In the Q2 3D Printer, we have a camera installed in the corner of the printer chamber. With this Chamber Camera, we can do a lot of wonderful things, e.g. live video stream, timelapse, and most importantly, real-time monitoring of the printing process. Spaghetti Detection, among all the others, is the one of excellent features of printing monitoring.
By the word spaghetti, we mean a broad range of printing failures, most of which are just like the famous Italian food spaghetti. However, there are also cases where the filament fragments are not so typically spaghetti-ish, but scattered in small pieces. In our Spaghetti Detection, all these failures are considered the same kind.
Important!
Please note that Spaghetti Detection is currently available only when printing with light-colored filament on the golden PEI build plate with the chamber LED light turned on.
This feature is not a foolproof method to avoid print failures. There can be false positives or missed detections.
The accuracy of Spaghetti Detection will continue to improve in future firmware updates.
Thanks to the powerful on-chip NPU, we can achieve onboard Spaghetti Detection just inside the printer. Here is the brief procedure:
Take a frame of the Chamber Camera every T sec.
Feed the image to the AI detector running on the NPU. The detector is a state-of-the-art object detection neural network, which finds the bounding box of the potential spaghetti with a confidence value. If the confidence is high enough (the confidence threshold is determined by the sensitivity you choose), it is considered a positive candidate.
Postprocess the detection results. We accumulate the results for the latest 10 frames. If there are enough positive candidates, and they are spatially consistent, then a spaghetti failure is detected.
To have the detector work properly, there are a few requirements.
The detector needs to be enabled in the Print Options. You can adjust the sensitivity from {low, medium, high}. If you are off the printer for a relatively long time (e.g. a whole night), you can set the sensitivity to low, so it's less often to pause the printing for small defects.
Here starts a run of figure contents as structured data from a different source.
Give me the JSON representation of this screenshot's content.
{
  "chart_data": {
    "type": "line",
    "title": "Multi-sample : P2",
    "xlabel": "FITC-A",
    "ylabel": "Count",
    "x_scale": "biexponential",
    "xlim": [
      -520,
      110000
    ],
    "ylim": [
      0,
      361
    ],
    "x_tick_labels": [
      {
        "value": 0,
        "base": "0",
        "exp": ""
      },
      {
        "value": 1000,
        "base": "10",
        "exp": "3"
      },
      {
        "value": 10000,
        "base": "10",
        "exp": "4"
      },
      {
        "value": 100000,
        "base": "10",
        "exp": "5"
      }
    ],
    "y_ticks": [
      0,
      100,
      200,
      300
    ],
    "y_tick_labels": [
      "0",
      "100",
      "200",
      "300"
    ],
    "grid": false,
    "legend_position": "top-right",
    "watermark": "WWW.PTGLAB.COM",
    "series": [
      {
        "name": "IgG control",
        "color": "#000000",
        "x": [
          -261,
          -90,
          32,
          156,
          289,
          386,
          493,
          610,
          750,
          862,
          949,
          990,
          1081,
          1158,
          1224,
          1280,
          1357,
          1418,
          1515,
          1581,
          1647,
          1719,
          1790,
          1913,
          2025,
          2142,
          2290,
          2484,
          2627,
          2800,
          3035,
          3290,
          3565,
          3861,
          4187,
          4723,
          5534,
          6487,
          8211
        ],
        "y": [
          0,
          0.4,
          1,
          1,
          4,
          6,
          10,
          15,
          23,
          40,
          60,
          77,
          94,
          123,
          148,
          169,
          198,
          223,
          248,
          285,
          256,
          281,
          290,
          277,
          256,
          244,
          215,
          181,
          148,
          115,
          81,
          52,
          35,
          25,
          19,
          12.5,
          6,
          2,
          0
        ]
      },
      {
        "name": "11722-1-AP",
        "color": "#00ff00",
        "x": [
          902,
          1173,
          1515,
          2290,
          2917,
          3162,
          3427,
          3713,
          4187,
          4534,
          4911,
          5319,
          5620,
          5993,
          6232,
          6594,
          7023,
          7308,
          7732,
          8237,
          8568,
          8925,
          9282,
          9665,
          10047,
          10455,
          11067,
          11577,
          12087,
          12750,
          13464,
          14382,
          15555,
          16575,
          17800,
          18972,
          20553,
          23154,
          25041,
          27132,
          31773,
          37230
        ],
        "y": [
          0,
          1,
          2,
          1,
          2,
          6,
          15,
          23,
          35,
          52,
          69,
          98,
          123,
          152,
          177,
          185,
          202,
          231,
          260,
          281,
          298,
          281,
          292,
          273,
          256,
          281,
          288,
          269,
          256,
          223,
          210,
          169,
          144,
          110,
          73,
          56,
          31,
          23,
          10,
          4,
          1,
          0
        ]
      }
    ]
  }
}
The chamber light needs to be on. The spaghetti detector needs a good lighting condition to capture the details of prints. If the light is shut down manually, it will not be turned on again.
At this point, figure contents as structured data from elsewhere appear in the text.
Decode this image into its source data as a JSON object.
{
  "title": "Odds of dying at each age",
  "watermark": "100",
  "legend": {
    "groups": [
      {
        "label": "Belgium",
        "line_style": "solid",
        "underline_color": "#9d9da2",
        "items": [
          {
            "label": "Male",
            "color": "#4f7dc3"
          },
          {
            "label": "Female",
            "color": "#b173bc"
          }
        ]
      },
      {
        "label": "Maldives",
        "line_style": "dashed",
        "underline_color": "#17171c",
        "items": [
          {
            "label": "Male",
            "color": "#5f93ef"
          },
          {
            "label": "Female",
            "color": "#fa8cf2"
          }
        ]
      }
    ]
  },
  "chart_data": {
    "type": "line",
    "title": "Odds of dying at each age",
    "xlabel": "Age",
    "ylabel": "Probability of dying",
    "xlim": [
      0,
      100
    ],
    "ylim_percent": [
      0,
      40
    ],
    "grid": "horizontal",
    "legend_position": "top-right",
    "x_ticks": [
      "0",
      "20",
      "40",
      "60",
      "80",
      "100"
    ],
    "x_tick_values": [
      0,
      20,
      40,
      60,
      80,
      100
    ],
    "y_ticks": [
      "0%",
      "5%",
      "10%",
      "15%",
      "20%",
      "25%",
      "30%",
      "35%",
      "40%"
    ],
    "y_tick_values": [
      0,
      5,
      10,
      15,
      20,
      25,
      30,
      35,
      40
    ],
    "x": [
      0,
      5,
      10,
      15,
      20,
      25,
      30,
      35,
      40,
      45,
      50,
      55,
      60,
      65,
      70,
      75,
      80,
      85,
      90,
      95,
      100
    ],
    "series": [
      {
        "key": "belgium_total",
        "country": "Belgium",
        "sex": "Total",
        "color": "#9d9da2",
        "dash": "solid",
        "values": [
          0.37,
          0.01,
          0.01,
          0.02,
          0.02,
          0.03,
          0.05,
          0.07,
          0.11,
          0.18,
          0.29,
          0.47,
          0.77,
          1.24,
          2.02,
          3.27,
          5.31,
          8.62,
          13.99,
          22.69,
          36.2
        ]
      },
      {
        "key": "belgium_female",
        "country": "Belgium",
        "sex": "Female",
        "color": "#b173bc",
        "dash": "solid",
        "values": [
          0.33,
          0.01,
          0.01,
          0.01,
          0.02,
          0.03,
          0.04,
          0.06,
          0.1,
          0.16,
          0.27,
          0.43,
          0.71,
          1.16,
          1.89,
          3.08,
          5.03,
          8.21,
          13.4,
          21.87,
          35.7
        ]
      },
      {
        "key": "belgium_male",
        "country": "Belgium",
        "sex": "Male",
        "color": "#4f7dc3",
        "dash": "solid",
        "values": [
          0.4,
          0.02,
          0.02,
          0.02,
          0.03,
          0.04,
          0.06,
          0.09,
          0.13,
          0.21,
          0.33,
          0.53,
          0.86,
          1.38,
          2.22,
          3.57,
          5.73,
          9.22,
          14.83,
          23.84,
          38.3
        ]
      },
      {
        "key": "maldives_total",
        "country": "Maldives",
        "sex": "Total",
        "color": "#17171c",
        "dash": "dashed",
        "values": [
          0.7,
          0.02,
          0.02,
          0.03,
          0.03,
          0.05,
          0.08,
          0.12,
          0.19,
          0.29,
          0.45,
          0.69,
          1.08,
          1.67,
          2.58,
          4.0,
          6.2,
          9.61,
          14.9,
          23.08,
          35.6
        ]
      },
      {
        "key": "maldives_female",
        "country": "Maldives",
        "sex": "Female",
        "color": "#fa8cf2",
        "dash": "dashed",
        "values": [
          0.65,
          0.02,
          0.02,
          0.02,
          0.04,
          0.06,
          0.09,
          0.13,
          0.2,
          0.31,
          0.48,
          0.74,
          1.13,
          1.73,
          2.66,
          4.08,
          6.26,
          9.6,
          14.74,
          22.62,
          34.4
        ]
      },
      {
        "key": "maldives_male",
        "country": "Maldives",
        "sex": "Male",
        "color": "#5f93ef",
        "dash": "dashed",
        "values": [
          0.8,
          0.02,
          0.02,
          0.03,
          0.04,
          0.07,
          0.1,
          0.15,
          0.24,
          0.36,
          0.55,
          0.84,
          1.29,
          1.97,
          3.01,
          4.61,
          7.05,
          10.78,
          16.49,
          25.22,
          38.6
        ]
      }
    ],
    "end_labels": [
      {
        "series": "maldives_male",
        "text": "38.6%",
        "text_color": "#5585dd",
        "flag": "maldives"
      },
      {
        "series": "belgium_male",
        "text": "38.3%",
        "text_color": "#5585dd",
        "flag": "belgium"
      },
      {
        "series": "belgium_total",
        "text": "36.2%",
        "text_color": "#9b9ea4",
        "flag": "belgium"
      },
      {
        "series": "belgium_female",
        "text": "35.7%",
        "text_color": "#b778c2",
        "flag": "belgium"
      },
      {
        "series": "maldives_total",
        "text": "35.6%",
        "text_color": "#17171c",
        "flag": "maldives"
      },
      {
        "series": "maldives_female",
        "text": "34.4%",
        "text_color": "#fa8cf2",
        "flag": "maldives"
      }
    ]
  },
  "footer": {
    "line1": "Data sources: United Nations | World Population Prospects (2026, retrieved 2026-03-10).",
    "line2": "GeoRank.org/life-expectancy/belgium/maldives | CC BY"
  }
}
In the "LAN Only" mode, the Spaghetti Detection function is still functioning.
The Q2 can detect failures/spaghetti based on the processing power it has. This system uses a machine-learning algorithm and all the data processing is done locally.
When the printer is used in LAN mode, the printer behaves just like when it is not connected to the internet and uses local processing to provide this feature.
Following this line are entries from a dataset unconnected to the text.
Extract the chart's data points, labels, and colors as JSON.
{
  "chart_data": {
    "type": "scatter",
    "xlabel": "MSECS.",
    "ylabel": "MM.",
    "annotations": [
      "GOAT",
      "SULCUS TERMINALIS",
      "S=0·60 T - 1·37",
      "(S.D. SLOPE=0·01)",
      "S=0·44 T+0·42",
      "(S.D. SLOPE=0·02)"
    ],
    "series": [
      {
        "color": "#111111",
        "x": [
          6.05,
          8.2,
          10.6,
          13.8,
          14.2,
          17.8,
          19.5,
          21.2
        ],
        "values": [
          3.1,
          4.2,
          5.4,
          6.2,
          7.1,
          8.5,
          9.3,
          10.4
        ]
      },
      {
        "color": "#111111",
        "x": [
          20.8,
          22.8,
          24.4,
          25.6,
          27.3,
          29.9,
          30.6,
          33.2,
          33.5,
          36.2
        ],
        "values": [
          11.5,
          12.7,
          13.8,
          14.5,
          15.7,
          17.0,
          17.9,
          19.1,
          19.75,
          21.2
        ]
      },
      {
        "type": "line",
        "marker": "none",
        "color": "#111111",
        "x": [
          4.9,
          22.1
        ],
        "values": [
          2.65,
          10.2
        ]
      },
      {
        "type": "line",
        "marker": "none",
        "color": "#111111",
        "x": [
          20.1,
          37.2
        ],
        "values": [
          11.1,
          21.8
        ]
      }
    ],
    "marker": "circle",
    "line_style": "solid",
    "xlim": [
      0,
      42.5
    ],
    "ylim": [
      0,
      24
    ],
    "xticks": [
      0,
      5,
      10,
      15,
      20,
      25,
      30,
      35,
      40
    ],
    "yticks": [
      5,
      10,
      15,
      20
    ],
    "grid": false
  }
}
If the printer is not connected to the cloud, and the user improvement option is not enabled, the printer will rely only on the information it has in the latest firmware for failure detection, which might be outdated compared to the cloud-connected experience where the AI model is updated regularly. We recommend updating the firmware regularly to benefit from additional improvements that will be added over time.
As with all deep learning features, we rely heavily on data, so false detections may still occur.
We need your help to improve this function, and the process is very simple:
When your printer is connected to the QIDI Cloud Server, please click Upload Data in case of a false detection.
With your support, this feature will become more accurate over time.